JCP

No reflection on past war, no reconciliation: Shii on Abe’s visit to Pearl Harbor

December 29, 2016
Prime Minister Abe Shinzo on December 27 local time visited Pearl Harbor in Honolulu, ostensibly to console the souls of the dead on which the former Japanese Army launched a surprise aerial attack in December 1941. Together with U.S. President Barack Obama, Abe offered flowers and observed a moment of silence at the USS Arizona Memorial.

Regarding this event, Japanese Communist Party Chair Shii Kazuo on December 29 issued the following statement:

The question pertaining to Abe’s visit to Pearl Harbor regards his perception of Japan’s past war, and what his take is on Japan’s history and war. However, he in his comment only said, “We must never repeat the horrors of war.” Not a single word was offered pertaining to his perception of the past war.

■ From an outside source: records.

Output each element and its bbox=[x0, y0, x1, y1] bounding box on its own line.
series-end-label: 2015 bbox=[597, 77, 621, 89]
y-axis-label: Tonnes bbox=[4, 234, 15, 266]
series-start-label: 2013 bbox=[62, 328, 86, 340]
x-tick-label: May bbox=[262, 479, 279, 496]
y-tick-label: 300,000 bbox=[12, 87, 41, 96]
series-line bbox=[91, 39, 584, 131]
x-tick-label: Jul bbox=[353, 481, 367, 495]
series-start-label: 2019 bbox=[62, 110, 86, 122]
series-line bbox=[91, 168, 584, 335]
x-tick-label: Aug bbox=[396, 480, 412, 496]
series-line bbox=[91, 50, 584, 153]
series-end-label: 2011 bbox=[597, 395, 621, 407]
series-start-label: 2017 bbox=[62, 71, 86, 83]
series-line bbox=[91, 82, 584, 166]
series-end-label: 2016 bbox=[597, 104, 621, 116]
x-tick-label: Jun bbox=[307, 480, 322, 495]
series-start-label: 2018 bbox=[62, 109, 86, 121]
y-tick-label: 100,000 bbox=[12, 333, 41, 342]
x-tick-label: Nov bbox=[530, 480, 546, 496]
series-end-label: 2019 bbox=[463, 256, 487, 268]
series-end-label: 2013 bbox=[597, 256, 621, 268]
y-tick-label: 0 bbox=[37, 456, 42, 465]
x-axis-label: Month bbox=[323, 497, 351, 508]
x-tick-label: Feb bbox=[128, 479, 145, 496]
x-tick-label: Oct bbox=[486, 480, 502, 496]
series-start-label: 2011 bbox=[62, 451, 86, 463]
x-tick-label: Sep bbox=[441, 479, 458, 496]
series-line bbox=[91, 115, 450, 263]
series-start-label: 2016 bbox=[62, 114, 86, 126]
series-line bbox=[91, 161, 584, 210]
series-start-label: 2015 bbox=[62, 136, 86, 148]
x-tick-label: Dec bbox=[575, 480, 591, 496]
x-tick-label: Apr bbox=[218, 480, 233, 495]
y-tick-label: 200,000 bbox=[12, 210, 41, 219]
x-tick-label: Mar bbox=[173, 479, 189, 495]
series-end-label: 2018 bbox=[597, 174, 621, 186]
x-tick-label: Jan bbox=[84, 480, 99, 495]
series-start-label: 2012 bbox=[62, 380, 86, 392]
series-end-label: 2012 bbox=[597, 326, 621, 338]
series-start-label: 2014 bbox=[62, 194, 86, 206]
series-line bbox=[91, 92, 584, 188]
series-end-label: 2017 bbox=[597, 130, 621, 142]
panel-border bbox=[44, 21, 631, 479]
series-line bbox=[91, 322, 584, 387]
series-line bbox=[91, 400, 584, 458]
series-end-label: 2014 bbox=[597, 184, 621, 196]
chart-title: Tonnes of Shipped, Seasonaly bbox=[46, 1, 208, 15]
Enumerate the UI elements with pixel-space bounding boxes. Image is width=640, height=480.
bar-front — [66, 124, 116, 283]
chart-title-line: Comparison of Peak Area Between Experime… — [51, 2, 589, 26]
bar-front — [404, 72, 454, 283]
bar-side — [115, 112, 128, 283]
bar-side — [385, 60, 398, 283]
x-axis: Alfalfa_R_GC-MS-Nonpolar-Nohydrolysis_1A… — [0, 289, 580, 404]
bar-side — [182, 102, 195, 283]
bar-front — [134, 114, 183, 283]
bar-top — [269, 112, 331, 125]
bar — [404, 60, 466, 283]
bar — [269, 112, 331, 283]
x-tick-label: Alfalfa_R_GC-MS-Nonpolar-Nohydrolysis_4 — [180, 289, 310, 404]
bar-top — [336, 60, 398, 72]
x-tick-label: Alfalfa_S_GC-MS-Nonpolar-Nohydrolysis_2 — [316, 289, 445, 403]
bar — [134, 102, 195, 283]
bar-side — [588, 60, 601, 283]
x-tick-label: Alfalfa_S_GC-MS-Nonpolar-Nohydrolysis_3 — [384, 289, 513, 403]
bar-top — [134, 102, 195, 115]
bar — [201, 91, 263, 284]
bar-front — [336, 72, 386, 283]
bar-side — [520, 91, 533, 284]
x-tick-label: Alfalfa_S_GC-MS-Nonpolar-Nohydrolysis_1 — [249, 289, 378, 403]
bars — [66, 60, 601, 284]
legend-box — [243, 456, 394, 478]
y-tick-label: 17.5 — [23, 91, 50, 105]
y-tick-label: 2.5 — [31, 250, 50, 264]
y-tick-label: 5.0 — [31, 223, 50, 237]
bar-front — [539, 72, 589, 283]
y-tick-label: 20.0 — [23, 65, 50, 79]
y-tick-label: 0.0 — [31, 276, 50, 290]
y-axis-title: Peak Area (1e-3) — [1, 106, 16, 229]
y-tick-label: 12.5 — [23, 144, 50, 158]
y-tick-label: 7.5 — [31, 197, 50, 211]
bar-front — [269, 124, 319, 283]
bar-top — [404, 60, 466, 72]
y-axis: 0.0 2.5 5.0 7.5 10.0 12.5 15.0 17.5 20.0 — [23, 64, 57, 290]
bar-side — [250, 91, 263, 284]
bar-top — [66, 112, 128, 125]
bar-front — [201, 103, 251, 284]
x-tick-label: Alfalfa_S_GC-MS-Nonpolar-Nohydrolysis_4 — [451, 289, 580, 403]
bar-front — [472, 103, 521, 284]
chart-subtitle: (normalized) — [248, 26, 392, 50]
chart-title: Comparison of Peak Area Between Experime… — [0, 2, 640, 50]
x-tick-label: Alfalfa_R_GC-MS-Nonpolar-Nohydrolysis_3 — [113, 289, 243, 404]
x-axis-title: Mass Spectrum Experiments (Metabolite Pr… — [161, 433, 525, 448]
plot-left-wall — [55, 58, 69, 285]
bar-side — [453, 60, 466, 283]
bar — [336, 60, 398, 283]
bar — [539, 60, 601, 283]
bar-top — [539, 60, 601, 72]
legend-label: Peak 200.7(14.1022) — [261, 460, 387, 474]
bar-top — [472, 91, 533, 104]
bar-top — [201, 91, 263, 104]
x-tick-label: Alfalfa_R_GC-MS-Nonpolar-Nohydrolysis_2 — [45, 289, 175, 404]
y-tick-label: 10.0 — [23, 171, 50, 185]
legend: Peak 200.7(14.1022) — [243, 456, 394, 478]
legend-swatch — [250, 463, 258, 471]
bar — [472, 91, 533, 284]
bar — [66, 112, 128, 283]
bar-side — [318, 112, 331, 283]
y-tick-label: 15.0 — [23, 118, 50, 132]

The attack on Pearl Harbor 75 years ago was literally part of the war of aggression as Imperial Japan expanded its fronts to the entire Asia-Pacific region in order to break the impasse in its battle against China. The Asia-Pacific War inflicted enormous damage not only on the U.S. but also on the peoples in Asia and Japan. During his visit, he as Prime Minister of Japan should have sincerely faced up to this fact and spoken of how he understands and reflects on that war.

Abe, at the time he paid a visit to Yasukuni Shrine in December 2013, met with severe criticism both at home and abroad. Since then, while concealing his true colors as a “historical revisionist” who beautifies the past war, he has been maneuvering to “put an end to ‘postwar’ affairs to be considered things of the past”. Following the statement he made in August 2015, the visit to Pearl Harbor this time was exactly such an effort.

He has never admitted that Japan’s past war was a “mistake” (in the party leader-to-leader Diet debate in May 2015). Diplomacy without reflecting on the past war will never be able to bring about a true reconciliation and friendship with the peoples of Asia and the rest of the world.

In his comment, Abe in particular praised the U.S. policy on Japan after the war and glorified the Japan-U.S. military alliance as an “alliance of hope”. He emphasized his faith in this alliance by saying, “We are allies that will tackle together, to an even greater degree than ever before, the many challenges covering the globe.”

Now that Japan’s Self-Defense Forces under the national security legislation (the so-called war laws) can join in U.S. invasions and hegemonic wars against nations such as Afghanistan and Iraq, the country could head along the road to “kill or be killed”. How could it be possible to find a “hope” here? The U.S. base issue in Okinawa epitomizes Japan’s unequal relationship as a sovereign nation vis-a-vis the United States. While maintaining such an extraordinarily subservient relationship, how can he possibly speak of “hope”?

Only by changing the current state of Japan-U.S. relations, which have been characterized by Japan’s abnormal submission to the U.S., and only by forming a truly equal and friendly relationship with the U.S. can both countries envision a future of a peaceful bilateral relationship in the 21st century.

The Japanese Communist Party is firmly determined to make every possible effort to turn Japan’s diplomacy into one earnestly facing up to past history and adhering to constitutional pacifism based on sovereign independence.